Montag, 6. November 2017

Was lief bei unserm ersten Deal alles schief?


Einiges. Wir hatten das Eigenkapital vergessen. Uns rettete allerdings, dass die Verkäuferin zu eilig handelte. Sie hatte Aktiva und Passiva des Betriebs an eine New Co übertragen, um diese dann für einen Euro an uns zu verkaufen. Sie tat dies, um die Betriebsimmobilie zu behalten. Das Eigenkapital wurde inklusive unseres geforderten Kassenbestandes von 1,6 Mio. auf 50.000 Euro eingestellt. Was natürlich viel zu wenig war, angesichts der fortlaufenden Verluste der Gesellschaft. Der Eigenkapitalpuffer war erforderlich, um die Verluste abzufedern, bevor unser Turnaround wirklich greifen konnte.

Da die 30-Tage-Frist für den wirksamen Übergang der Assets noch nicht abgelaufen war, nutzten wir die Unterrichtungspflicht gegenüber dem Betriebsrat dazu, die Zukunft der neuen Gesellschaft möglichst schlecht darzustellen. Mit dem Ergebnis, dass wir nach Ablauf der 30 Tage auf einer leeren Gesellschaft mit allen Aktiva und Verbindlichkeiten saßen, aber ohne die Mitarbeiter. Die hatten sich wohlweislich dafür entschieden, bei der gut finanzierten Verkäuferin zu bleiben. Wir verhandelten dann die Übernahme der Mitarbeiter gegen eine entsprechende zusätzliche Finanzhilfe für die junge Gesellschaft. Damit wir den Mitarbeitern auch ein Gefühl der sicheren Zukunft vermitteln konnten.

Allerdings wurden alle Mitarbeiter, die dann nicht mit übergehen wollten, großzügig abgefunden. Sodass wir am Ende keinen Vertriebsmitarbeiter übernommen haben und auch die technische Leitung nicht mit überwechselte (sie bekamen schließlich leicht einen neuen Job anderswo). Eine Erfahrung, die wir in der Folge leider häufiger machten: Die mobilsten Mitarbeiter nutzen die Verkaufsphase des Unternehmens dazu, ihren Marktwert zu testen. Mit dem Ergebnis, dass nach der Übernahme häufig erst einmal die Kündigungen eintrudeln.

Unsere Fehlerreihe setzte sich fort. Wir mussten von 130 Mitarbeitern mehr als die Hälfte abbauen, um den fehlenden Auftragseingang des Maschinenbauers auszugleichen. Der verzögerte Neuaufbau des Vertriebs führte in der Folge zu einem weiter abschwächenden Auftragseingang.

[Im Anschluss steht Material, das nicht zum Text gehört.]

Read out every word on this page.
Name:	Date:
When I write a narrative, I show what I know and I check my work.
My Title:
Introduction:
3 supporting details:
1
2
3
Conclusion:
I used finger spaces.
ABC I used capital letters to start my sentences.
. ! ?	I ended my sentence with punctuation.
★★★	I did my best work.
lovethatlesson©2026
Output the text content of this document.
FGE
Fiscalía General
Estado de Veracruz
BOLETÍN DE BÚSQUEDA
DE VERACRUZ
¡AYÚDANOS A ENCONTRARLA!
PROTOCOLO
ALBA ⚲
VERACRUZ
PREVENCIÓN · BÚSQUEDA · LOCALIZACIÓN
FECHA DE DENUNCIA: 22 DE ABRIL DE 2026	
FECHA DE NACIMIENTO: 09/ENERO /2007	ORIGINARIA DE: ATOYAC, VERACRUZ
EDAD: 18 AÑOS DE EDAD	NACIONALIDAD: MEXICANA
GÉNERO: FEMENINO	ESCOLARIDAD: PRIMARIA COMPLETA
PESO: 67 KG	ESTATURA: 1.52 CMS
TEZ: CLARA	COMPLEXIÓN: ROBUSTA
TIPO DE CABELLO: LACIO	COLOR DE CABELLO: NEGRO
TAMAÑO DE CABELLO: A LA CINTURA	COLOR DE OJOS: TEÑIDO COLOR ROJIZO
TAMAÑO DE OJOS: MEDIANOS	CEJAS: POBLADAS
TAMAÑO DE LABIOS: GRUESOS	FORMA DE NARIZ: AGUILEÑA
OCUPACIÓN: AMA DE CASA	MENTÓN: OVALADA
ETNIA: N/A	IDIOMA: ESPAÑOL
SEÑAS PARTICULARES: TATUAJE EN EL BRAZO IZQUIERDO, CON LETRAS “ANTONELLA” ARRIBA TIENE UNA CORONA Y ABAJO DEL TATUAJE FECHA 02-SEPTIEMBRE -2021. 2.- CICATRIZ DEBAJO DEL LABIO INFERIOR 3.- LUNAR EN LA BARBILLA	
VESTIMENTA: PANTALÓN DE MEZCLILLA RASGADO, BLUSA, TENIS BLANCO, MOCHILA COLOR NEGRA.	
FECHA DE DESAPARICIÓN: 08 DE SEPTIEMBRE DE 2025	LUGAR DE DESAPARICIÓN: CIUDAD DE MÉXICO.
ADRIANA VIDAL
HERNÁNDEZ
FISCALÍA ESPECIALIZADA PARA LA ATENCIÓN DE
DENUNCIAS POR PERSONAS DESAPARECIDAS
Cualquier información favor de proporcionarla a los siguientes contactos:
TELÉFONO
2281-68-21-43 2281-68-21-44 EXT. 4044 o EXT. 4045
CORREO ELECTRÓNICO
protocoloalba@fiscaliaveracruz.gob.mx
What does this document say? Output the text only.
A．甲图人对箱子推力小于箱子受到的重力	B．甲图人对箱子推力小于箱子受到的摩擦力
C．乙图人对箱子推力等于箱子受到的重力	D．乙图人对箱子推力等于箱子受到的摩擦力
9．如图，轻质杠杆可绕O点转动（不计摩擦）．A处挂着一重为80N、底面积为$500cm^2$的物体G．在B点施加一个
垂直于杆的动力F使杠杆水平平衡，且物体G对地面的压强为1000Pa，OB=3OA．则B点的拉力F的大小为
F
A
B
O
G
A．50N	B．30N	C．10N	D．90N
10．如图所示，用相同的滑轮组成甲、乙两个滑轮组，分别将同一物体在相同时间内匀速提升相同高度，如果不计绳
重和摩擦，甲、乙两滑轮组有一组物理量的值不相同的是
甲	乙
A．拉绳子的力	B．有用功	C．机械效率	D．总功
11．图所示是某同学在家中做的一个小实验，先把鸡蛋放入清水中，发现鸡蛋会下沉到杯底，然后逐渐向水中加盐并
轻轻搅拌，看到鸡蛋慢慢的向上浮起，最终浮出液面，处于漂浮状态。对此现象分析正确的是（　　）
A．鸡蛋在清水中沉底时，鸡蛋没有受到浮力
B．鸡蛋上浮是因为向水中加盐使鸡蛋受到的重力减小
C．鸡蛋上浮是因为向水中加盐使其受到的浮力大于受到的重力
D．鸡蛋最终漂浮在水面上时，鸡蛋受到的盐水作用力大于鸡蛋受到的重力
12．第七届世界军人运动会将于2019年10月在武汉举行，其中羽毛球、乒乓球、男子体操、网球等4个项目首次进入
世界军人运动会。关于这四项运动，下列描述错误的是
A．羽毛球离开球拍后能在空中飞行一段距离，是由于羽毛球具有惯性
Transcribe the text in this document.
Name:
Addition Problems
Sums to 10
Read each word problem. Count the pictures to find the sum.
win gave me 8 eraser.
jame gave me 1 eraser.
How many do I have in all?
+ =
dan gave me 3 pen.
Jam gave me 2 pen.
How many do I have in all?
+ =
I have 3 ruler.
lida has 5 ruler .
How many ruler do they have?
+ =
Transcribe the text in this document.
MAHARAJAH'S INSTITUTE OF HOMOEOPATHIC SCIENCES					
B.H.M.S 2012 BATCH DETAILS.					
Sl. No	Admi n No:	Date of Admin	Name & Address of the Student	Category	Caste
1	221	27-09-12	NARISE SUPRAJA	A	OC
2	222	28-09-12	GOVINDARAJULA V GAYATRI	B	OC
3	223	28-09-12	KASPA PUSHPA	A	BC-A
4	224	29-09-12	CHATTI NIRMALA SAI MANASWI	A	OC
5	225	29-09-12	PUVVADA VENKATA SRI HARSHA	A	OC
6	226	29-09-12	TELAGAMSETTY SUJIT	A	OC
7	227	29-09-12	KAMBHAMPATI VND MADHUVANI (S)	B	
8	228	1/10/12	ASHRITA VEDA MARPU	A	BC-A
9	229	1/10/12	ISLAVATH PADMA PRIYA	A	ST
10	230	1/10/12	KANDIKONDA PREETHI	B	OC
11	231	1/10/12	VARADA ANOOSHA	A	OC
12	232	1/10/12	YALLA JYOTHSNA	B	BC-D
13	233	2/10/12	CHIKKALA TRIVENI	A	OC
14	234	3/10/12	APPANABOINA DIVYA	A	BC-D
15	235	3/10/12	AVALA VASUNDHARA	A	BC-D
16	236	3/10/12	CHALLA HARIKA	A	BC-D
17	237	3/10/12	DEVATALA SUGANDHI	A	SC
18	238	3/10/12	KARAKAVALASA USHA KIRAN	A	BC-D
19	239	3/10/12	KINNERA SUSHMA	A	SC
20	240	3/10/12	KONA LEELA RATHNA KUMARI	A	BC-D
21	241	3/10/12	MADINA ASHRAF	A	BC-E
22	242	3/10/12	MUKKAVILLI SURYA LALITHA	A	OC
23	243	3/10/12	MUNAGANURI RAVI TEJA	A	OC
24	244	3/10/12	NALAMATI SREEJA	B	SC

Wie sich später herausstellte, hatten wir den falschen Mitarbeitern gekündigt. Unsere Vorstellung war, dass wir die Fertigung zum überwiegenden Teil auslagern und die Kräfte im Engineering erhalten würden. Allerdings wussten wir nicht, dass die Anlagen in der Vergangenheit aufgrund der langwierigen Prozesse in der Auftragsvergabe und der Anlagenkonfiguration nur halbfertig gezeichnet in die Halle kamen. Die erfahrenen technischen Mitarbeiter wussten, wie die fertige Anlage auszusehen hatte.

Allerdings wurde die erforderliche Dokumentation extern vergeben, um die letzten 10 % der Auftragssumme in Rechnung stellen zu können. Die fertigen Zeichnungen waren also nicht die Grundlage für den nächsten Auftrag, sondern es wurde mit fehlerhaften Vorentwürfen gearbeitet. Nachdem wir die erfahrenen Techniker entlassen hatten (es gab kein Kästchen mehr für sie in der Neuorganisation) konnten die Aufträge in der Folge nur mit erheblichen Nacharbeiten abgeschlossen werden. Von diesem Manko erholte sich der Betrieb in der Folge nicht mehr. 5 Jahre später musste der Betrieb schließlich Insolvenz anmelden. Allerdings nicht mehr unter unserer Ägide: Wir hatten den Betrieb nach ein paar Jahren für einen symbolischen Kaufpreis an einen der nachfolgenden Geschäftsführer verkauft. Trotz vieler Wechsel in der Geschäftsleitung schaffte es jedoch keiner, das Unternehmen nachhaltig in die Gewinnzone zu bringen.